Я согласился, но все равно сказал, что имя у лодки хорошее. Он засмеялся.

– Жена моя – Надя. Каприз ее был. Назови, говорит, лодку, как меня, тогда выйду.

– Хорошая?

– Лодка? Сам видел.

– Жена!

– Об чем речь. Сейчас с ума сходит.

Он стащил сапоги, вылил воду и хитро посмотрел на меня:

– Хочешь, надежду покажу?

– Да.

Я подумал, что в поселке он покажет свою жену Надежду.

– Вот! – Он показал мне свои громадные ладони, величиной в три моих.

Где-то далеко

Много времени в детстве моем прошло на полатях. Там я спал и однажды – жуткий случай! – заблудился.
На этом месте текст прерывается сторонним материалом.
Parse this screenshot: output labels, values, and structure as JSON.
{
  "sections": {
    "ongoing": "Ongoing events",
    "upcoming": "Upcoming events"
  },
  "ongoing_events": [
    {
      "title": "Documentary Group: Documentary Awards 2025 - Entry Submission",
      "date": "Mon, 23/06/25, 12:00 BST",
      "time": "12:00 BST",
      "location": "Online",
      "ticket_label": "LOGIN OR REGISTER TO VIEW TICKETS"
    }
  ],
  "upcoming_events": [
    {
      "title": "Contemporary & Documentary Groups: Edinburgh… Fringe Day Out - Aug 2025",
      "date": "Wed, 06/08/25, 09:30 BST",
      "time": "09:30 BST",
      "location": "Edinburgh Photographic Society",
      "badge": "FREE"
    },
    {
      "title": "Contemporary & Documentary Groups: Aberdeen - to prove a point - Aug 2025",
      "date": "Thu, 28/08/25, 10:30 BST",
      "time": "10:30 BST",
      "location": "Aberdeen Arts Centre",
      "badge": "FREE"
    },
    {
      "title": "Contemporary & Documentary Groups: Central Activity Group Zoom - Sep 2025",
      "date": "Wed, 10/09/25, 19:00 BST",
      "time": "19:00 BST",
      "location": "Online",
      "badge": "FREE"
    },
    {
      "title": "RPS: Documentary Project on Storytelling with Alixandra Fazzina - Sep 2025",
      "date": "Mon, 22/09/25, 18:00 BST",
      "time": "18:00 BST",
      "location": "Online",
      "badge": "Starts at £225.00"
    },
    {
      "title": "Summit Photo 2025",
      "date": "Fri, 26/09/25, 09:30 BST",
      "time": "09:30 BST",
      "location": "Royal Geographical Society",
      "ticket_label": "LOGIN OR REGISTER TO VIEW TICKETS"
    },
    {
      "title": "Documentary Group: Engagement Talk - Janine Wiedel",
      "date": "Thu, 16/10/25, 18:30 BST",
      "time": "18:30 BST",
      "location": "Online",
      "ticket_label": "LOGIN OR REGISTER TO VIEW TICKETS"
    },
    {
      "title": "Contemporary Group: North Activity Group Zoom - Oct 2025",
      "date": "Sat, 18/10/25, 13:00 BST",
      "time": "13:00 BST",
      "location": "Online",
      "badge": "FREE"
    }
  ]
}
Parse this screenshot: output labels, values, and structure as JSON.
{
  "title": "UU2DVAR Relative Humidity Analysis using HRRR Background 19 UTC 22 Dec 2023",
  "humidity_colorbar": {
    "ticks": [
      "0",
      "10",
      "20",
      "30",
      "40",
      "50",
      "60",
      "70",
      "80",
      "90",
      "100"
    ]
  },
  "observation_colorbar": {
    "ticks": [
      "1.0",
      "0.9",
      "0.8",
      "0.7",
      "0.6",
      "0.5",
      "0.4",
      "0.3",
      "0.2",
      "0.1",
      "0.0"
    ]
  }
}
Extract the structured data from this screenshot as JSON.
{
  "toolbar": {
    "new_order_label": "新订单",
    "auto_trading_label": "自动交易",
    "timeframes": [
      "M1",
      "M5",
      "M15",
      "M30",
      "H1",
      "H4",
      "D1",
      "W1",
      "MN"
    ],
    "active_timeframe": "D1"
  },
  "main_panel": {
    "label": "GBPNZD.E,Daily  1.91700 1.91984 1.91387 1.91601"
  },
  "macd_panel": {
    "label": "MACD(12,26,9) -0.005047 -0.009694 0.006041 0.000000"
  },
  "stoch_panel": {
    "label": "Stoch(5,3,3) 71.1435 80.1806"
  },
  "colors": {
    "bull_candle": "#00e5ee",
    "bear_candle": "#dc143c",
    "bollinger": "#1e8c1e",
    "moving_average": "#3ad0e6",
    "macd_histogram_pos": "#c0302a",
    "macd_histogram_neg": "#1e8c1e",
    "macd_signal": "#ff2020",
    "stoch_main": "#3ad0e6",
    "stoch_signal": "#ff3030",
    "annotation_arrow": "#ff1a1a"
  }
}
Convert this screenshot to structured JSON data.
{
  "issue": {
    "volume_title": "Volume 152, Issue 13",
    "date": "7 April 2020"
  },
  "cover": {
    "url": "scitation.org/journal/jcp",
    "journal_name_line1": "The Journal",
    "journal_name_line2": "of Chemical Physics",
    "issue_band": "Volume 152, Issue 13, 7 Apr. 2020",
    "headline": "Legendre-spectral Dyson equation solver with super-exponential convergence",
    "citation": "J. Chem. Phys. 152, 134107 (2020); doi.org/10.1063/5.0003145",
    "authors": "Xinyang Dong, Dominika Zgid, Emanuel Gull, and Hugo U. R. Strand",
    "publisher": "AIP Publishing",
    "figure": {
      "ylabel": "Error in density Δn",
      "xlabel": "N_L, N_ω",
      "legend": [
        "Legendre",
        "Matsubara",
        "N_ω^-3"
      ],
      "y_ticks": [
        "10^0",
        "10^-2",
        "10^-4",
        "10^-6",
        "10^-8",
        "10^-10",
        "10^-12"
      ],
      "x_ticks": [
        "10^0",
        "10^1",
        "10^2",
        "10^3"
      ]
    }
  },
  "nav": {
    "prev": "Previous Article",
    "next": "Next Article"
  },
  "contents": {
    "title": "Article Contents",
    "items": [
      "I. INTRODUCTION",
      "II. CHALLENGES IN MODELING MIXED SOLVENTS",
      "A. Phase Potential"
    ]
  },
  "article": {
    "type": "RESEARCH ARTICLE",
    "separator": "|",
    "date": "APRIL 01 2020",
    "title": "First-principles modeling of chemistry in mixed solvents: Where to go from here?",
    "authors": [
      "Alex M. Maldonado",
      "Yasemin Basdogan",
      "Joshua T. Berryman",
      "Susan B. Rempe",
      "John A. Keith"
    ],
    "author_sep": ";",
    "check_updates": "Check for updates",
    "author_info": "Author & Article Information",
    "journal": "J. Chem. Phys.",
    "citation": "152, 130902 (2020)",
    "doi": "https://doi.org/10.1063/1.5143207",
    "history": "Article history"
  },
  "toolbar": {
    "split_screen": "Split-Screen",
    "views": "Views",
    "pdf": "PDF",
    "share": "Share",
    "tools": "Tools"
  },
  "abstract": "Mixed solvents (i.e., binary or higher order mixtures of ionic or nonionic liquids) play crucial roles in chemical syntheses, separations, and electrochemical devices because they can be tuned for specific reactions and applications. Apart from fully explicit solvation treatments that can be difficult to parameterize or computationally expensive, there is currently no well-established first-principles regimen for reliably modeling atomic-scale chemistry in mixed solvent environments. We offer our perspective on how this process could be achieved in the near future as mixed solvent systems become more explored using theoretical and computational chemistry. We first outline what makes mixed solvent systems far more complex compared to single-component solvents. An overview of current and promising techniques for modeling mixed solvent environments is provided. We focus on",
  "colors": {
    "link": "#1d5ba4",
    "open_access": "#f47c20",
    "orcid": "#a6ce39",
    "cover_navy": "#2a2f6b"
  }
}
Полати были слева от входа, длинные, из темно-скипидарных досок.

Я проснулся: темень темная. Мне понадобилось выйти. Пополз, пятясь, но уперся в загородку. Пополз вбок – стена, в другой бок – решетка. Вперед – стена. Разогнулся и ударился головой о потолок. Слезы покапали на бедную подстилку из чистых половиков.

Тогда еще не было понимания, что если ты жив, то это еще не конец, и ко мне пришел ужас конца.

Все уходит, все уходит, но где-то далеко-далеко, в деревянном доме с окнами в снегу, в непроглядной ночи, в душном тепле узких, по форме гроба, полатей ползает на коленках мальчик, который думает, что умер, и который проживет еще долго-долго.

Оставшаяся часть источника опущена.